As part of a Laboratory Electronics class, my lab-mate and I had to design and build a lock-in amplifier which would measure a modulated LED light signal.  We had 3 lab sessions to work on it (3 hours each), and there's certainly some improvements that we're aware we could've made given more time, but we were pretty happy with our results.

A PDF of the schematic can be found here , and the corresponding LTSpice file can be found here.  We got a photo-current sensitivity of 400 pA, which was actually somewhat high compared to some other groups in the class, but we had about the second best range (ie how far we could separate the LED source and the photo-diode receiver and still see a SNR > 1) at 2 feet.
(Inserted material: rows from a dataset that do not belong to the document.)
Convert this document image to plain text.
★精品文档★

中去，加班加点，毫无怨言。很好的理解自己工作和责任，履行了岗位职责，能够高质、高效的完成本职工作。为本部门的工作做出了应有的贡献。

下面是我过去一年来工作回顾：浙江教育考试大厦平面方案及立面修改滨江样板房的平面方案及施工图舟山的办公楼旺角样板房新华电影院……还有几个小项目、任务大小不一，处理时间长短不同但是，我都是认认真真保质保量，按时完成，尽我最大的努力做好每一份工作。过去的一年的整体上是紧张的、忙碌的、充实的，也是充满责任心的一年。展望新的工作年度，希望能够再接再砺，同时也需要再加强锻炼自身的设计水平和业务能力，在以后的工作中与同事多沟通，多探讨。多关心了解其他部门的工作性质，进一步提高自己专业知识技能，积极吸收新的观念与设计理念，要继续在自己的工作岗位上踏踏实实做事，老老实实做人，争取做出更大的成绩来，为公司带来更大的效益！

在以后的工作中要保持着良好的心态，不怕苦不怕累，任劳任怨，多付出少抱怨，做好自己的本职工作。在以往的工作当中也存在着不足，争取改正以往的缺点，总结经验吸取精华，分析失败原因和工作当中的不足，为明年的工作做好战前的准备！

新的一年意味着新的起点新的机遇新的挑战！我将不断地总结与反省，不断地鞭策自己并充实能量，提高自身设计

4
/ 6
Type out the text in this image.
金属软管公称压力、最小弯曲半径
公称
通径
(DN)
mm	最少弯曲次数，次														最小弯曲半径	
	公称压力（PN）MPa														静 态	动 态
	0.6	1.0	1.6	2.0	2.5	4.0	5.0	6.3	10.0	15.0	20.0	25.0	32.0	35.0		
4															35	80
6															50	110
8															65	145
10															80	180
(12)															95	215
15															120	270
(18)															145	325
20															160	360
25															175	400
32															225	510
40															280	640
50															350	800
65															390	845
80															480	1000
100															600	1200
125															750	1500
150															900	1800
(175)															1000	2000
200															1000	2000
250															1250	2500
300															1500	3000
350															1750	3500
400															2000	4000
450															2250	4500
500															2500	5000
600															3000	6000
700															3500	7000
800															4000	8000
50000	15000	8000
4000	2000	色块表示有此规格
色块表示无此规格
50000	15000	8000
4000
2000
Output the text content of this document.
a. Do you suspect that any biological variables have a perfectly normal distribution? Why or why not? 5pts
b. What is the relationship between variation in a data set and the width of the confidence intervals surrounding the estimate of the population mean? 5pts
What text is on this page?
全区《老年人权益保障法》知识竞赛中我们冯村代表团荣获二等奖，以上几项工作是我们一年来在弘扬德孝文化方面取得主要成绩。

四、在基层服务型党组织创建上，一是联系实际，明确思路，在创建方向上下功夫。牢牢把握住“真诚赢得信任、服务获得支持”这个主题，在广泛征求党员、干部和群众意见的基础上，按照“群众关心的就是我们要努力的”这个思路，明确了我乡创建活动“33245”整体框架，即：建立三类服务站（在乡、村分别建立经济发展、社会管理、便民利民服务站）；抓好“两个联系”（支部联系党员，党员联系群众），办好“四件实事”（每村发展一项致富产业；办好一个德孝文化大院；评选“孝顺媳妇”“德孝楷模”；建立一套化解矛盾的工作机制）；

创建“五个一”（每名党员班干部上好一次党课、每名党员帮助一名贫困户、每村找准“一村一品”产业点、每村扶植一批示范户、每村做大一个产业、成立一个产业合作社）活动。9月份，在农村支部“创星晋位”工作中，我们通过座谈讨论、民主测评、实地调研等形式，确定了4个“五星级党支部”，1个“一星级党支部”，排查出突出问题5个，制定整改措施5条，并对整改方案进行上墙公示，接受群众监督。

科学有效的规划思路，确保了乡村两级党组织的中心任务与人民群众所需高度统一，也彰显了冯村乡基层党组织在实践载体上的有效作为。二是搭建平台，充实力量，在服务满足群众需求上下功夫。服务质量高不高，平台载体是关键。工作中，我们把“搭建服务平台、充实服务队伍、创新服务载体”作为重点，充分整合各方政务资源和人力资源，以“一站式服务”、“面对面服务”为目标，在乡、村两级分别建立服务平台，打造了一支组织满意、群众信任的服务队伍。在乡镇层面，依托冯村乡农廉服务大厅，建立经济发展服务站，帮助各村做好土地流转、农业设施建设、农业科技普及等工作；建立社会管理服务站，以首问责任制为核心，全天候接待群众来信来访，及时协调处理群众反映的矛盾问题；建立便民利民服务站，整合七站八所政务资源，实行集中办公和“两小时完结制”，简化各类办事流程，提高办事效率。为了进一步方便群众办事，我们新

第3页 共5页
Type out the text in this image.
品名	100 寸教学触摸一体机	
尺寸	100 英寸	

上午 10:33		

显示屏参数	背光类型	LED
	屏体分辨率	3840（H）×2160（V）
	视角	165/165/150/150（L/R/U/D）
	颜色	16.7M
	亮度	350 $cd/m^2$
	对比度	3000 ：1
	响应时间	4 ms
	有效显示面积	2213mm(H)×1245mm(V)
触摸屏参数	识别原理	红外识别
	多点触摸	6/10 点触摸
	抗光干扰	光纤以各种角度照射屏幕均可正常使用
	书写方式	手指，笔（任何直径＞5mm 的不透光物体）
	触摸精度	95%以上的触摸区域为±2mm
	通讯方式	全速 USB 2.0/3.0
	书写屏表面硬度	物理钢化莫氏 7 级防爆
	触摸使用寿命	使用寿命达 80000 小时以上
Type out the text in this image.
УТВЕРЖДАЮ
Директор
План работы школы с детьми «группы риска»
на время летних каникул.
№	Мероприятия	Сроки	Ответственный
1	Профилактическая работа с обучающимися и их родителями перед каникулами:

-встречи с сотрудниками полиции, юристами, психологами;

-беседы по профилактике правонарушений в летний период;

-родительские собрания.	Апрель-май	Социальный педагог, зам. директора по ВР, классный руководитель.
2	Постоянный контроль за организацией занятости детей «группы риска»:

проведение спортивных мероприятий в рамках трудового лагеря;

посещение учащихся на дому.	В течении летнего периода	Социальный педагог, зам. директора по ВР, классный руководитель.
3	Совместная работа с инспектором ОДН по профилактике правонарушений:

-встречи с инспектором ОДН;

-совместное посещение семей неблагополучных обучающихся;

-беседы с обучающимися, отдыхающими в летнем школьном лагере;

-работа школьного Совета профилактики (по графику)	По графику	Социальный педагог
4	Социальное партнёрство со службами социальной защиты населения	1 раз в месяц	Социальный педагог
Here's a picture of the front-end.  The front-end stage was powered by batteries and housed in a metal box to reduce noise and interference.  The front-end consisted of a Hamamatsu silicon photo-diode, followed by two gain stages built with OP-27's.  The lock-in part of the circuit used the AD 630 Balanced Modulator IC, followed by a two-pole low-pass filter at 1 Hz.

We observed that we were picking up 120 Hz noise from the room lights on the back-end board (contained AD 630 circuit).  We weren't sure if this was due to the wiring on the board or the scope probe acting as an antenna (if we left the scope probe floating, we'd see the same noise we saw on our circuit output).  Some other things we could've improved on include: increasing second-stage gain, trying to filter the 120 Hz noise, adding DC gain after the lock-in low-pass filter, and experimenting with different op-amp (one with less bias current) and different photo-diode biasing schemes (possibly using a photo-transistor, although our photo-transistors in the lab had much smaller windows).  These improvements would likely increase our photo-current sensitivity to the 1 pA scale and increase our range as well.